Sejauh ini peruntukan dana JETP belum jelas. Rencana detail pendanaan dan penggunaannya baru akan dimatangkan dalam enam bulan ke depan.
Enam bulan penentu
Tak dimungkiri, ikhtiar mempercepat transisi energi di negara berkembang seperti Indonesia mustahil dilakukan jika hanya mengandalkan kemampuan sendiri. Pemerintah memperkirakan percepatan transisi energi butuh investasi 1 triliun dollar AS atau setara Rp 15.727 triliun sampai tahun 2060.
Untuk itu, dukungan pendanaan dari komunitas internasional pun jadi keniscayaan. Pertanyaannya, apakah skema pendanaan yang ditawarkan sudah cukup ”bersahabat” bagi negara berkembang? Apakah pemanfaatannya kelak setimpal dengan beban utang yang harus ditanggung?
KOMPAS/AGUS SUSANTO (AGS)
Aktivitas di Pembangkit Listrik Tenaga Uap (PLTU) Sintang, Kabupaten Sintang, Kalimantan Barat, Senin (11/10/2021).
Berkaca dari pengalaman Afrika Selatan yang lebih dulu menerima pendanaan JETP, dari total dana 8,5 miliar dollar AS yang didapat, hanya 4 persen yang merupakan hibah. Sisanya adalah pinjaman konsensional (63 persen) dan pinjaman komersial (18 persen).
Pemerintah belum bisa memastikan porsi pendanaan yang diterima. Menurut Menteri Koordinator Bidang Kemaritiman dan Investasi Luhut Binsar Pandjaitan, yang akan memimpin negosiasi pendanaan dengan AS dan Jepang, detail tersebut baru akan dibahas dalam enam bulan ke depan.
”Bagaimana jadwal penghentian PLTU-nya, berapa porsi pinjaman dan hibah yang kita dapat, seberapa menguntungkan tingkat suku bunga yang kita dapat, itu nanti harus didiskusikan lagi,” kata Luhut di sela-sela KTT G20.
Di tengah terpaan krisis bertubi-tubi pascapandemi dan gejolak di pasar keuangan akhir-akhir ini, perlu kehati-hatian ekstra dalam menegosiasikan syarat dan ketentuan pinjaman agar banjir dana hari ini tidak menjadi beban keuangan publik di kemudian hari.

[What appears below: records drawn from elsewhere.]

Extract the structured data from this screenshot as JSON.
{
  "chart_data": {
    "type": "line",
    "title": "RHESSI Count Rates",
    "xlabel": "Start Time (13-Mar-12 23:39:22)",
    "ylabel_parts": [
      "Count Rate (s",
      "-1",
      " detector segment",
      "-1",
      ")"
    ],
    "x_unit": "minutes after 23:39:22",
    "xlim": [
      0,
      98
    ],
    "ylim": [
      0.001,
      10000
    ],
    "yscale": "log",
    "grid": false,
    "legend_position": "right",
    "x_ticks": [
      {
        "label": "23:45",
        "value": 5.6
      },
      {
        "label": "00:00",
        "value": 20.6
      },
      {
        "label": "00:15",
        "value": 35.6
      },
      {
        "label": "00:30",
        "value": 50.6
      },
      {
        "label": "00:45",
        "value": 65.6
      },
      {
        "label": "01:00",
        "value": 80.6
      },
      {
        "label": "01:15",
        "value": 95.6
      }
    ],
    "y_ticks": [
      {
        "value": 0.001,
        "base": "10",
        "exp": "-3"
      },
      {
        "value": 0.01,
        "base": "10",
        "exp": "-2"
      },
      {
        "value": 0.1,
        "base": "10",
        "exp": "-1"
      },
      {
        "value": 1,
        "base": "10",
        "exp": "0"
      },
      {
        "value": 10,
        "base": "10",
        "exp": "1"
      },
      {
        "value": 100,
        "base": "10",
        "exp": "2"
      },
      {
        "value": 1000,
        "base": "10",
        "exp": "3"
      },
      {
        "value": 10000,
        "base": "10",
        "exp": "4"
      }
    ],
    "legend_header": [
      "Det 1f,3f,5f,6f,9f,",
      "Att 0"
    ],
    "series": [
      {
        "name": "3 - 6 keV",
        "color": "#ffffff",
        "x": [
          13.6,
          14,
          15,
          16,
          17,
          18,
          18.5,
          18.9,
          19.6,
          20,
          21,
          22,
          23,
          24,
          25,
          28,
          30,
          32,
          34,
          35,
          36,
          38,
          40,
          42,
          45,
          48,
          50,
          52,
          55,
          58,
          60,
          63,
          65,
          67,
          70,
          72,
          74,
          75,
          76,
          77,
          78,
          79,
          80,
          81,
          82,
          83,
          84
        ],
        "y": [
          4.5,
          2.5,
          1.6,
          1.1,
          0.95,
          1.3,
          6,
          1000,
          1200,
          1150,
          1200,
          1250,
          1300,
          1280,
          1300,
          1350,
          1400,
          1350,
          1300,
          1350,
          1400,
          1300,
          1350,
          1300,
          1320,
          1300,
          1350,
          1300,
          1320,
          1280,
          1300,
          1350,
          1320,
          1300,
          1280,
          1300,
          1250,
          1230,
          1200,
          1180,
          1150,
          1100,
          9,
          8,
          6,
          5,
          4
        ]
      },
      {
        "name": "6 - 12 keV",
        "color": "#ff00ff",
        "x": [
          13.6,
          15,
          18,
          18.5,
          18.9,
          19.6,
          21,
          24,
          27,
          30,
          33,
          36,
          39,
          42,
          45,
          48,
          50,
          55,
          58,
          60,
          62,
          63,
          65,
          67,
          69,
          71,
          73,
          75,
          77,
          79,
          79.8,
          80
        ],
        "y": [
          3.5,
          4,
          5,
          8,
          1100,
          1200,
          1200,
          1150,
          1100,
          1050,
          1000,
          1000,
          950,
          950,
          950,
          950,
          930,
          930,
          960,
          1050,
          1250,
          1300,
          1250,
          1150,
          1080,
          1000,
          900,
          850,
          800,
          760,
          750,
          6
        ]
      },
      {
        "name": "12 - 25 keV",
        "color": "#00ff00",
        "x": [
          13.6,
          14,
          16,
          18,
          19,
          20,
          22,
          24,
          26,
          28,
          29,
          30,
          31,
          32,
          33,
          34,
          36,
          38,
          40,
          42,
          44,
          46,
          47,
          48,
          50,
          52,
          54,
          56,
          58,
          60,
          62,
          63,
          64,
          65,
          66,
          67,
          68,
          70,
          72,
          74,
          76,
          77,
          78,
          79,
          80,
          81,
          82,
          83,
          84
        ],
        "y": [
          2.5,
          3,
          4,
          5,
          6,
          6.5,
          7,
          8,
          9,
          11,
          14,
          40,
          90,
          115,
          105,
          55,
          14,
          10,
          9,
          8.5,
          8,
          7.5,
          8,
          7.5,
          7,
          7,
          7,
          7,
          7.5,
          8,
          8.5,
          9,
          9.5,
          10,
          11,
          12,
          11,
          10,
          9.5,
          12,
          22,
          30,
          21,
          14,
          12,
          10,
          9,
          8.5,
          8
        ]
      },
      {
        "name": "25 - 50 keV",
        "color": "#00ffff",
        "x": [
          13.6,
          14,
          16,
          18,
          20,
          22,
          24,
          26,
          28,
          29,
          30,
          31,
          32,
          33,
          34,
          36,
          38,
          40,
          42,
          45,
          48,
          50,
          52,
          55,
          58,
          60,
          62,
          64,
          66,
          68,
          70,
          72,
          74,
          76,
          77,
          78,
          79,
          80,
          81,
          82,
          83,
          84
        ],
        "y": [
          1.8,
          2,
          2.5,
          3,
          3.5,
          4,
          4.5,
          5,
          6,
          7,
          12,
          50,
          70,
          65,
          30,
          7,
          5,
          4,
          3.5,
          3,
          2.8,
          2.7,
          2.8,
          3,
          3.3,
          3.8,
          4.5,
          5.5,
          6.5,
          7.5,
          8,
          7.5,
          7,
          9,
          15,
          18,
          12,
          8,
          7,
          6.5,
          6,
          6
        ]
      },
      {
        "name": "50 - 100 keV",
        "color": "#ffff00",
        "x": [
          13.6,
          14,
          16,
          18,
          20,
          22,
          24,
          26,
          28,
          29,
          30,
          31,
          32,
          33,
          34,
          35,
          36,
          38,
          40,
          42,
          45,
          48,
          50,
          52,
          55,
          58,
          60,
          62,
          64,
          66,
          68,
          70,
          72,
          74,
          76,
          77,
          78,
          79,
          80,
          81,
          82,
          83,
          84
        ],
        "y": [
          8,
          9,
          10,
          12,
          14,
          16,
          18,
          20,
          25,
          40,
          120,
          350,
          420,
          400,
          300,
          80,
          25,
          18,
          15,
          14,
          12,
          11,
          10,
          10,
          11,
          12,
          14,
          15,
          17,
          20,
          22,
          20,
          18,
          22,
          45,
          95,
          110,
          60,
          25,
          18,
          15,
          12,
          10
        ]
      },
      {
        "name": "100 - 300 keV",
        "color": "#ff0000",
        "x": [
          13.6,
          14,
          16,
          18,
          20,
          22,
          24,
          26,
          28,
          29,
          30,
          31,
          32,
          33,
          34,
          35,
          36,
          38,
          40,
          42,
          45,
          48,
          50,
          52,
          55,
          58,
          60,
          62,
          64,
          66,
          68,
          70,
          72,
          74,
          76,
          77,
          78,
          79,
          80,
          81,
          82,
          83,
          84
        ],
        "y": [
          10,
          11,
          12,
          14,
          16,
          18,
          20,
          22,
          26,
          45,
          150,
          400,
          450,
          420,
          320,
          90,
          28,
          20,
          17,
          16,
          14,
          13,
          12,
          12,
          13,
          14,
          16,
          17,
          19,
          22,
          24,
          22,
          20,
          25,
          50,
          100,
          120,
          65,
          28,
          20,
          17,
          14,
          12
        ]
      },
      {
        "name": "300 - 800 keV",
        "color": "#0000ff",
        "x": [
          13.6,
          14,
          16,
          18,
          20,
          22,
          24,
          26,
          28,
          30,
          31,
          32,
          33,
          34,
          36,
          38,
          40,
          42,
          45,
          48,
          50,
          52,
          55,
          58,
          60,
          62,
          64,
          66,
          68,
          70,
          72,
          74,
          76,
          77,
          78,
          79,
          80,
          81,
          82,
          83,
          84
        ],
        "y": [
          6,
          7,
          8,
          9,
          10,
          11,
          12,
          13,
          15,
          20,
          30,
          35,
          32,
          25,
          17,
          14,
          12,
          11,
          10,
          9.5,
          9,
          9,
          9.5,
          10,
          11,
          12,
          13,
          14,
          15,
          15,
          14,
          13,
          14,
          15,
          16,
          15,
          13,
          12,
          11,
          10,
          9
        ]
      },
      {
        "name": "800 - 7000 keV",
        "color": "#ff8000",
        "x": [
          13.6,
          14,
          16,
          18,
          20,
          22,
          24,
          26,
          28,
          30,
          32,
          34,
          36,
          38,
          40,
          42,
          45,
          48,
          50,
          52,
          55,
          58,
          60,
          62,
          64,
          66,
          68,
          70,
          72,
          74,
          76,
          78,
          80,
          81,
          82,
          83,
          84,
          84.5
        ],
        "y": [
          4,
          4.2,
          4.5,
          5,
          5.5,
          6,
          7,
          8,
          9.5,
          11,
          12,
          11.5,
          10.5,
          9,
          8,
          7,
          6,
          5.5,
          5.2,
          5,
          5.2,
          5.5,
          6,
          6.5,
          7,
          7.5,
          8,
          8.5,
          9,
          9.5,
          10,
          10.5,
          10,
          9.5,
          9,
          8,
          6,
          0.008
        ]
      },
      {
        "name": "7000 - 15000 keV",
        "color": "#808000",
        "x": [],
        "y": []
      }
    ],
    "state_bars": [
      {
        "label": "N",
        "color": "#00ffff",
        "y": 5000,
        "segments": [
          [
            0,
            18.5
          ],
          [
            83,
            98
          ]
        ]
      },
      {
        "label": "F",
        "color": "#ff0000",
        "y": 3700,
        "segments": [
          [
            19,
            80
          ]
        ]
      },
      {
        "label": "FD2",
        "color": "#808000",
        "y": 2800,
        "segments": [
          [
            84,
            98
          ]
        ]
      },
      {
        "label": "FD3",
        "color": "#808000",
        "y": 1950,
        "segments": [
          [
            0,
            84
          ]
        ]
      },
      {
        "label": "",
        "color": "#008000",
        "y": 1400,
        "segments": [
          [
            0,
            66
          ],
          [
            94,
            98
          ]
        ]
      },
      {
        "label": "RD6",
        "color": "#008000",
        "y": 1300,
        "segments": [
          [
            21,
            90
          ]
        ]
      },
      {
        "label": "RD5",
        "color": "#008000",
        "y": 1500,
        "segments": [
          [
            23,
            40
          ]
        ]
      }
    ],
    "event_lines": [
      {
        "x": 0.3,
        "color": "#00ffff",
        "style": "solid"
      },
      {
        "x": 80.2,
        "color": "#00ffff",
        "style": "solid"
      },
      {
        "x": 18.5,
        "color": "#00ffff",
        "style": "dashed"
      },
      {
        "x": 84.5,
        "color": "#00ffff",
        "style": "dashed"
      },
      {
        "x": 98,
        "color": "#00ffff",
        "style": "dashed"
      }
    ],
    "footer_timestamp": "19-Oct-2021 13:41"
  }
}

Peneliti dan Program Manager Trend Asia Andri Prasetiyo menilai, pemerintah masih punya celah untuk menegosiasikan porsi hibah yang lebih besar daripada utang atau setidaknya mendorong skema pinjaman konsensional murah yang lebih bersahabat dan fleksibel, dengan tingkat suku bunga rendah atau tenor berjangka panjang.
YOLA SASTRA
Warga sedang menanam ketela pohon di salah satu kebun di Desa Sijantang, Sawahlunto, Sumatera Barat, Kamis (17/10/2019), yang lokasinya tidak jauh dari PLTU Ombilin.
Pemerintah bisa memanfaatkan isu reformasi pembiayaan iklim yang sempat diangkat di COP27, Mesir. Banyak negara menyuarakan pentingnya reformasi pendanaan iklim untuk meringankan beban keuangan yang kini dialami negara berkembang akibat inflasi, mata uang yang terus melemah terhadap dollar AS, dan utang yang bertambah pascapandemi.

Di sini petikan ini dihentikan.